The London Metal Exchange has rules to smooth out market prices for the commodities sold on its market (the rules thus serve the same goal as derivatives). As part of this, the exchange regulates over 640 metals warehouses around the world. The idea is, the metals can be stored there during recession, then used after the economy improves. The LME requires that a certain amount of metal must be delivered each day, to keep it flowing. But it sets those limits by city, not by warehouse. So in a city like Detroit, owning a concentration of warehouses allows a firm to create an artificial bottleneck in supply of the metal. And it’s costing the people who actually want to use aluminum to do something productive with it.
“It’s driving up costs for the consumers in North America and it’s not being driven up because there is a true shortage in the market. It’s because of an issue of accessing metal … in Detroit warehouses,” said Nick Madden, chief procurement officer for Atlanta-based Novelis, which is owned by India’s Hindalco Industries Ltd and is the world’s biggest maker of rolled aluminum products. Novelis buys aluminum directly from producers but is still hit by the higher prices.
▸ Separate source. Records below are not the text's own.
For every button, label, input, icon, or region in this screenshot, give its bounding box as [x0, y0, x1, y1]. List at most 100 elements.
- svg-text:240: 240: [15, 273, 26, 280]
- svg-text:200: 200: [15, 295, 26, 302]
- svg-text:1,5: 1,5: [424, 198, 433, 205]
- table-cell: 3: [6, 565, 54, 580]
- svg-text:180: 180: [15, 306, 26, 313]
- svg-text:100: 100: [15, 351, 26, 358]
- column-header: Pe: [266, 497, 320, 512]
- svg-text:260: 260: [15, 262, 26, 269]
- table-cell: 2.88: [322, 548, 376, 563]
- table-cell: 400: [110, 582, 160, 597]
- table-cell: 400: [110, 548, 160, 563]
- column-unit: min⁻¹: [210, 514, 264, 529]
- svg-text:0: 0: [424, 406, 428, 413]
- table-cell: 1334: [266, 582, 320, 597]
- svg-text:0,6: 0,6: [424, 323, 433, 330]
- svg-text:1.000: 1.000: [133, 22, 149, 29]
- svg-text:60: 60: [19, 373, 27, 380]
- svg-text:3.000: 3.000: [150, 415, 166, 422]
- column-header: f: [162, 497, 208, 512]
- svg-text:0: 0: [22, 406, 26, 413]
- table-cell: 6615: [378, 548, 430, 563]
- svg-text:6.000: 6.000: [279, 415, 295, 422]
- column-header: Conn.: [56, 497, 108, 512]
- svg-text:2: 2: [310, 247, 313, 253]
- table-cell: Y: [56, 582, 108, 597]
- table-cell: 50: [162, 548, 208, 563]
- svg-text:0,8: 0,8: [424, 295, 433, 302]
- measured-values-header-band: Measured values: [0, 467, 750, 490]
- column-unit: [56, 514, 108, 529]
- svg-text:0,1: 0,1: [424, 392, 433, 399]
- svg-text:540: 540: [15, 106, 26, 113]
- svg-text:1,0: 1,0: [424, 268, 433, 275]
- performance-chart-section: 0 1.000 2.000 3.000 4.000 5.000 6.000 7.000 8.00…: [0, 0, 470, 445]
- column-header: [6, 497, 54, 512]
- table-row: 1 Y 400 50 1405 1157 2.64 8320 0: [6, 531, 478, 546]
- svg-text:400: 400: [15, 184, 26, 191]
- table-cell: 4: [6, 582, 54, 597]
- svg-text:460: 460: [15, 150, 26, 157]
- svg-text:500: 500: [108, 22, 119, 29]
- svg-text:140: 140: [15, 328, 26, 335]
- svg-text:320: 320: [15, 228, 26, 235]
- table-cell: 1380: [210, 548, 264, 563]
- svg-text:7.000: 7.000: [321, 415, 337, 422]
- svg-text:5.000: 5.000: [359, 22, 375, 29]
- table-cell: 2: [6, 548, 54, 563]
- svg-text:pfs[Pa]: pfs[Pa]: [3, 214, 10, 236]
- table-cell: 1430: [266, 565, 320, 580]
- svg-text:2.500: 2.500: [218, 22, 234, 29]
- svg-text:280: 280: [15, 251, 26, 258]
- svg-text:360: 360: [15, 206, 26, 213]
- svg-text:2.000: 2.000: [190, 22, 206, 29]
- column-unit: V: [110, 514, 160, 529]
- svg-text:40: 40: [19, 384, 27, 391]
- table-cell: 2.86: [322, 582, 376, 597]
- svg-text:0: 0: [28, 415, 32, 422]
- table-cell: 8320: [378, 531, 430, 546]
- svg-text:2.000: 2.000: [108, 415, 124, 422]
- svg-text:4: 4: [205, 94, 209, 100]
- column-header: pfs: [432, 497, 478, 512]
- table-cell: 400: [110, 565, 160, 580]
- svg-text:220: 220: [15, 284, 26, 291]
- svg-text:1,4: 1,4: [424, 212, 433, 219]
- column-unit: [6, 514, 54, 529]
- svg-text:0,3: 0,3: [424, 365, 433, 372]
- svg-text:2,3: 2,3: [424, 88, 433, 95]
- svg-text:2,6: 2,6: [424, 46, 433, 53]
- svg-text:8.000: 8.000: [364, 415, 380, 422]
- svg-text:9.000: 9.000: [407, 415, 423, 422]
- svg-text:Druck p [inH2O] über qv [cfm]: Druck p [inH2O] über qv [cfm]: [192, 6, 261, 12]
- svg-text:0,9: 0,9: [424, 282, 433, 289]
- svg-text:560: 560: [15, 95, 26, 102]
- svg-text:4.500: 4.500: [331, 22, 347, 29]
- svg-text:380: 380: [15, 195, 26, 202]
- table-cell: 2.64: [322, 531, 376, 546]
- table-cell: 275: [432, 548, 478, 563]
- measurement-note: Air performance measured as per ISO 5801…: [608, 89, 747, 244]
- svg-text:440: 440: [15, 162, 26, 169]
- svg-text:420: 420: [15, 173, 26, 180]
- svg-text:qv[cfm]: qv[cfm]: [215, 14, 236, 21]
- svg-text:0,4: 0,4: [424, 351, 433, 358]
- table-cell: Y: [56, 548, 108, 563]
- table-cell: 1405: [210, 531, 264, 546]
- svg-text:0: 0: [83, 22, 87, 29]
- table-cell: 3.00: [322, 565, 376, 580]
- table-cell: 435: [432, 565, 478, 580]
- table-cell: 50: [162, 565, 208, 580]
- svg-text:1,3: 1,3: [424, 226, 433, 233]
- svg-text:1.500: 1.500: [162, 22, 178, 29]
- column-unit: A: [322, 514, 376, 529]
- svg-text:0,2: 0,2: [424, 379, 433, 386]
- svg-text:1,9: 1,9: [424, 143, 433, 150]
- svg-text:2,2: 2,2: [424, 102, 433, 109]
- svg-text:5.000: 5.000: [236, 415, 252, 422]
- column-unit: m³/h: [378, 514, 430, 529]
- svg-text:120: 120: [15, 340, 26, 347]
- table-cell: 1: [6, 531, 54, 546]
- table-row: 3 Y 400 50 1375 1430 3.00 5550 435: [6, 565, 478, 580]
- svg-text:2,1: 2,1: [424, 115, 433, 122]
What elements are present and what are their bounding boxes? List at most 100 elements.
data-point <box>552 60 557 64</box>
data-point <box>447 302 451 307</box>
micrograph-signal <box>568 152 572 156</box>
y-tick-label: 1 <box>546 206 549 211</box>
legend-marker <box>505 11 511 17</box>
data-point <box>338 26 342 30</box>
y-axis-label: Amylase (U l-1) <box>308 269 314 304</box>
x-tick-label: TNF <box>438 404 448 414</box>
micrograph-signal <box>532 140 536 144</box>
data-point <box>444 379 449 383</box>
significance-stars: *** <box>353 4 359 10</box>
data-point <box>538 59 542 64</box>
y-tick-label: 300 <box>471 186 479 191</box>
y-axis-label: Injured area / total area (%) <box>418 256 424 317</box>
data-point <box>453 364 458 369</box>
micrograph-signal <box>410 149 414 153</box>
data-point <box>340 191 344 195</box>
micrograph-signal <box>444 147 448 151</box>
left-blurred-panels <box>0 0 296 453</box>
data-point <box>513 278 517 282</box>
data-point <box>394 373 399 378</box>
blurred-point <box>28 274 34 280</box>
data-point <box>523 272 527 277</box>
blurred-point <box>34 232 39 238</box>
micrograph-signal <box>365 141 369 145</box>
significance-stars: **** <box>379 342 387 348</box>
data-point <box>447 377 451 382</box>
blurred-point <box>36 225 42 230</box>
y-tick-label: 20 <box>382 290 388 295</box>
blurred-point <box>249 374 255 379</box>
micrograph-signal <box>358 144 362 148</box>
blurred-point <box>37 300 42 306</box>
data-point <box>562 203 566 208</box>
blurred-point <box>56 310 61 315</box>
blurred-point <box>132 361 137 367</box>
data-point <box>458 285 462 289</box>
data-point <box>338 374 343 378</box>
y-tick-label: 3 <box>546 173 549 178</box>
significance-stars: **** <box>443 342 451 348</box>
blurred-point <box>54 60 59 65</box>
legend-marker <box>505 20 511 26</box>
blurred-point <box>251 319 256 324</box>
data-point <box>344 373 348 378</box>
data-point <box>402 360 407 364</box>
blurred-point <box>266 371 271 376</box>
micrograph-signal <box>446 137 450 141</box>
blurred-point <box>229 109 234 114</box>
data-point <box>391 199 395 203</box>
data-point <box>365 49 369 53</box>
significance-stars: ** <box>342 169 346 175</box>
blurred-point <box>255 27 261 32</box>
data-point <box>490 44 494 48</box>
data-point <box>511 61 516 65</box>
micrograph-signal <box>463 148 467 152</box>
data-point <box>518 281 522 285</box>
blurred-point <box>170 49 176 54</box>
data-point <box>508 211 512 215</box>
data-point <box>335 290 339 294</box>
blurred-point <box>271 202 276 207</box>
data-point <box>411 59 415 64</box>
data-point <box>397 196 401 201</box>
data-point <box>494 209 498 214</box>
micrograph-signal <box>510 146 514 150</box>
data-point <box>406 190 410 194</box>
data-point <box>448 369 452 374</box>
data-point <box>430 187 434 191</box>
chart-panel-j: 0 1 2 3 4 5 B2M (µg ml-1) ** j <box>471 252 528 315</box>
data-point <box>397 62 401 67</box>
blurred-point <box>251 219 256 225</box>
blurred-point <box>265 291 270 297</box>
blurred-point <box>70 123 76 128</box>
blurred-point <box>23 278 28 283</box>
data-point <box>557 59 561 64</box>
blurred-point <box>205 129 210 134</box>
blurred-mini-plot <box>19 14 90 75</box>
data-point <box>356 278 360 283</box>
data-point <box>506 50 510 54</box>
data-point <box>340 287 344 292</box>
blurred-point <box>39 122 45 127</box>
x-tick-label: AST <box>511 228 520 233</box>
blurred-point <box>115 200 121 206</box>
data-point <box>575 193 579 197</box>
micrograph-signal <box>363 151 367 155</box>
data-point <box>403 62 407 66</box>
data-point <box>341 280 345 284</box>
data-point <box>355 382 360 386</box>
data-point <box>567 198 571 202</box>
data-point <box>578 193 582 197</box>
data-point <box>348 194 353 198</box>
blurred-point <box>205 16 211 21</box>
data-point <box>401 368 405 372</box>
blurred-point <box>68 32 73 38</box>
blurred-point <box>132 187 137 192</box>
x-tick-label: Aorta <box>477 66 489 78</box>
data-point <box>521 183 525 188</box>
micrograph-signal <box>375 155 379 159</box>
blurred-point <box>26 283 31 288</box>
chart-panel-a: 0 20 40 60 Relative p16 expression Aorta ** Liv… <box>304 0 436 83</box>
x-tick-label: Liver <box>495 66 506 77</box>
Premiums for physical aluminum — the amount paid above the LME’s cash contract currently trading at $2,620 a tonne — in the U.S. Midwest hit a record high of $210 a tonne in May, up about 50 percent from late last year. In Europe, the premium is at records above $200 a tonne, double the levels seen in January 2010.
The ripple effect into Asia has seen the premium paid in Japan increase 6 percent to $120 a tonne in the third quarter from the previous quarter, the first rise in nearly six quarters.
One of the keys to this scam is that the traders that own the warehouses also own the exchange.
The lack of real change has some in the industry questioning the very structure of the LME, which, unlike its publicly owned U.S.-based rival commodities exchanges, is owned by many of the financial institutions that trade there.
That concern is growing. Critics of the exchange point to a potential problem with zinc supply though New Orleans, where inventories now account for 61 percent of total LME-registered stocks.
Most of the warehouses in New Orleans are owned by Goldman and Glencore.
And those same traders are buying up warehouse companies around the world.
Now, given that the two cities mentioned in this article–Detroit and New Orleans–are seriously hurting, it seems one solution would be for the cities to impose a tax designed to move product (presumably, such a tax would also create more work for those working in the warehouses). If concentrated empty space is their competitive advantage, why shouldn’t they stick it to Goldman?